À Aix-en-Provence, Satoshi Miyagi pétrifie Idoménée

- Publié le 8 juillet 2022 à 13:07
Malgré la direction musicale inventive de Raphaël Pichon, le spectacle statique et comme privé de théâtre du metteur en scène japonais ennuie vite, la distribution laissant elle aussi une impression mitigé.
Idomeneo à Aix-en-Provence

Satoshi Miyagi a raison : les personnages d’Idoménée ne relèvent pas du fait divers, mais de la mythologie et de la tragédie grecque, dont il entend ressusciter l’esprit. Puisqu’ils s’adressent aux dieux plutôt qu’ils ne se parlent, il les juche sur des cages, qui se déplacent lentement, alors qu’eux restent immobiles, rivés à une rampe, face au public. Il pétrifie du coup l’opera seria, qu’on a, depuis des décennies, cherché à ranimer. L’ennui s’installe dès l’entrée d’Ilia. Quant à la référence au Japon de 1945, où les soldats croyaient que leur empereur, comme eux, serait prêt au suicide, elle laisse perplexe. Les âmes mortes des combats deviennent ici la voix de Neptune contraignant Idoménée à l’abdication. Leurs ombres s’agitent derrière les parois des cages en des mouvements répétitifs dont on se lasse également très vite. Une production dont la cohérence se cherche en vain, une négation de toute mise en scène et donc de tout théâtre. De jolies lumières n’y font rien : c’est, là aussi, l’inlassable répétition du même. Quant à arrêter la première partie après « Fuor del mar », sans doute pour diviser la soirée en deux moitiés égales, c’est dramatiquement absurde. Le metteur en scène japonais voulait une rencontre entre la Grèce antique et le Japon moderne : elle n’a pas eu lieu. Certes discutable, l’Idoménée d’Olivier Py était, en 2009, s’avérait autrement stimulant.

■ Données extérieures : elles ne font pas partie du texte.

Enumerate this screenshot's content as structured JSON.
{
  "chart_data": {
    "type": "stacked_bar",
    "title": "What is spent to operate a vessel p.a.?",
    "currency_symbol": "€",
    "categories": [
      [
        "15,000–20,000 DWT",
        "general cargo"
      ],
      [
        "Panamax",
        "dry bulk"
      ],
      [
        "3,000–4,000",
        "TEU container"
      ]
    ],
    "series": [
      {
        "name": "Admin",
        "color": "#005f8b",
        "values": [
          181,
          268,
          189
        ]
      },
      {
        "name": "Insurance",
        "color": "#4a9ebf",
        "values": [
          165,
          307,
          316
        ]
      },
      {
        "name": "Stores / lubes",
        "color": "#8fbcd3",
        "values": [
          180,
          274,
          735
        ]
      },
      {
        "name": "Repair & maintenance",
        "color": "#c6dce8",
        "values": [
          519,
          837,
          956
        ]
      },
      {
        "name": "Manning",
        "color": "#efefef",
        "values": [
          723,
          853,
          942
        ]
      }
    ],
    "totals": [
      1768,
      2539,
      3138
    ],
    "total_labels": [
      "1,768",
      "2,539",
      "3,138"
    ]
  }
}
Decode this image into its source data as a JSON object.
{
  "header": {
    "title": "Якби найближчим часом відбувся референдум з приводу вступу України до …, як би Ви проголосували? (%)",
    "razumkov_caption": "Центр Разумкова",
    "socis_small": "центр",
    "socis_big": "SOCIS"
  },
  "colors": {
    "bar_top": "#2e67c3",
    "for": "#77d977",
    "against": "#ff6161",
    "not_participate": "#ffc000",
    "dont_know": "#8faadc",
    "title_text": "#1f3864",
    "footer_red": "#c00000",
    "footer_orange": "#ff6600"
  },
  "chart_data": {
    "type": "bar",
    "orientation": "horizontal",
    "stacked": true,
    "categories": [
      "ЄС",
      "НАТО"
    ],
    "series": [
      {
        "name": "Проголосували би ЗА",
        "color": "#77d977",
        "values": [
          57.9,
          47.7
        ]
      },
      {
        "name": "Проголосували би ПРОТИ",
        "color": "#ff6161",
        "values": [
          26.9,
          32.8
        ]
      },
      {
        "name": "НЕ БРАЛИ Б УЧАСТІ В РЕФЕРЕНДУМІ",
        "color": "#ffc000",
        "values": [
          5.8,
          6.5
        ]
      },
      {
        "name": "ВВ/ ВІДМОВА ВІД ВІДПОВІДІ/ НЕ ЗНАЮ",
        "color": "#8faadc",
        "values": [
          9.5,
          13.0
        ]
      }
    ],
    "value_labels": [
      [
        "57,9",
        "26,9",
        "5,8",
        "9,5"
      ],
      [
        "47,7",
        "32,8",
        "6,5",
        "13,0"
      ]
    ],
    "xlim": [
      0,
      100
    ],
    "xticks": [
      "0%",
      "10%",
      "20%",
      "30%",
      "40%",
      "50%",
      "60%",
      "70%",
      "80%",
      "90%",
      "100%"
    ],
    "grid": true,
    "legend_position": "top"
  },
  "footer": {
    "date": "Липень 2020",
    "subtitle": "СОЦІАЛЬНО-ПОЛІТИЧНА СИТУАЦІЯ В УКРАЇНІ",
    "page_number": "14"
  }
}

Faut-il alors accuser les chanteurs de ne pas vraiment incarnerleurs personnages, alors qu’une version de concert ne les briderait pas ainsi ? Reprocher à Raphaël Pichon de ne prendre vraiment ses marques de chef de théâtre qu’à partir de la tempête du deuxième acte ? Au moins déguste-t-on, dès le début, une direction très inventive, jouant beaucoup sur les timbres. Sabine Devieilhe n’est que grâce en Ilia, même si l’on aimerait une voix plus ronde et plus corsée, des couleurs plus variées… et pas de suraigus incongrument ajoutés. Seule à chanter ses airs sur le plateau, comme voix des morts anonymes, Nicole Chevalier peut donner sa mesure, impressionnante dans l’hystérie d ses deux airs de fureur mais dure et instable dans l’amoureux « Idol mio, se retroso ».

Si bien qu’on reste surtout conquis par l’Idamante d’Anna Bonitatibus, un rôle pourtant vocalement problématique : beauté du timbre, homogénéité des registres, galbe du cantabile, sûreté de la vocalise. Plus baryténor que jamais, un peu amati dans l’aigu, Michael Spyres, pas moins victime de la production, reste en deçà des tourments du roi de Crète, vocalement admirable en tout cas, avec un « Fuor del mar » virtuose bien que sans insolence, et un « Accogli, oh re delmar »  superbement phrasé. Que le chœur soit excellent ne change rien à l’affaire : on a entendu des numéros musicaux, pas vécu une tragédie.

Idoménée de Mozart. Aix-en-Provence, Théâtre de l’Archevêché, mercredi 6 juillet 2022. Sur Arte Concert à partir du 16 juillet.